Sénégal : comment la refonte des institutions renforce le rôle d’Ousmane Sonko

Ousmane Sonko et Bassirou Diomaye Faye, le 16 octobre 2025. © PATRICK MEINHARDT / AFP

Lors d’un échange avec la presse le 4 avril 2025, à l’occasion des célébrations de la fête nationale, le président Bassirou Diomaye Faye a affiché une détermination sans faille quant à l’avenir institutionnel du pays.
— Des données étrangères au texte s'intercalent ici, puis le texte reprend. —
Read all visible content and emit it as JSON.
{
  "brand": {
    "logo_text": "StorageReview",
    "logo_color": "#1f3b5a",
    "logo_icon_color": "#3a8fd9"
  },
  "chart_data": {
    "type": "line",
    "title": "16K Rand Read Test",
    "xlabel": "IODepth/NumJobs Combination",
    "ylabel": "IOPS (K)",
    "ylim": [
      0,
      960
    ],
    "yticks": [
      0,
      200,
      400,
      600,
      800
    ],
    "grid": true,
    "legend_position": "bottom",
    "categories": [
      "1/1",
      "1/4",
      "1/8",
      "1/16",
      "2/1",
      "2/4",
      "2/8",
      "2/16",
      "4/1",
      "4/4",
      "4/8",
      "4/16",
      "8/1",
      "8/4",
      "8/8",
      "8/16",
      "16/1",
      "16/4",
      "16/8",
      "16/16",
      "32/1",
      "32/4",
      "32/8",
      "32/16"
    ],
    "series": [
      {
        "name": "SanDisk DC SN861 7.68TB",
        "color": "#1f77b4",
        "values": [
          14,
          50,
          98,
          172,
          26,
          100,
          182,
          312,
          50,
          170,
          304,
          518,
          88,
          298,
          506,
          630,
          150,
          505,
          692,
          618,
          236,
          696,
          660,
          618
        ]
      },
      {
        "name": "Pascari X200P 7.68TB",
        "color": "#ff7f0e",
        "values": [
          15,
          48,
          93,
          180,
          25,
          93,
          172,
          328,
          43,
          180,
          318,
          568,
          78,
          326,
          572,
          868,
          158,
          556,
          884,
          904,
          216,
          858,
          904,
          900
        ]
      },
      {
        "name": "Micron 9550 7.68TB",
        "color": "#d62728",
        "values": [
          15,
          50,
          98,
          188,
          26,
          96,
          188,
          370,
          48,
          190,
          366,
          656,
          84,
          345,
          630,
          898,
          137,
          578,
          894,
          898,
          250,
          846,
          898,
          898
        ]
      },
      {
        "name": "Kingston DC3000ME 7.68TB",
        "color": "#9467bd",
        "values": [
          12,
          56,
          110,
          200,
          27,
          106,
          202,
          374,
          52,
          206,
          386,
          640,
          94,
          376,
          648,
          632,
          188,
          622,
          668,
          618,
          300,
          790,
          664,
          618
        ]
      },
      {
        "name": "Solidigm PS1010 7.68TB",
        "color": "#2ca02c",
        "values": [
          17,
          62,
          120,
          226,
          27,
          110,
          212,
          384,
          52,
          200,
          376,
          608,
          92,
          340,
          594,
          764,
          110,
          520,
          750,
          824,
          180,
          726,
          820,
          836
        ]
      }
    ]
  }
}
Son ambition est claire : opérer une transformation radicale de la répartition des pouvoirs entre la présidence et le gouvernement.

Une volonté de décentraliser l’autorité exécutive

Le chef de l’État a exprimé son souhait de ne plus être l’unique détenteur de l’autorité suprême. « Mon objectif est d’avoir des directeurs généraux influents, des ministres dotés d’un véritable pouvoir d’action, et un Premier ministre extrêmement fort », a martelé Bassirou Diomaye Faye. À travers cette vision, il rejette le modèle d’une présidence omnipotente pour privilégier une architecture politique où les responsabilités sont largement partagées.

Cette volonté de réforme vise à modifier en profondeur les compétences respectives du sommet de l’État. En renforçant considérablement les prérogatives de la primature, ce projet semble naturellement favoriser Ousmane Sonko. En plaçant le Premier ministre au centre du jeu décisionnel, Bassirou Diomaye Faye prépare le terrain pour une gouvernance où l’équilibre des forces au sein de l’exécutif sera durablement transformé au profit du chef du gouvernement.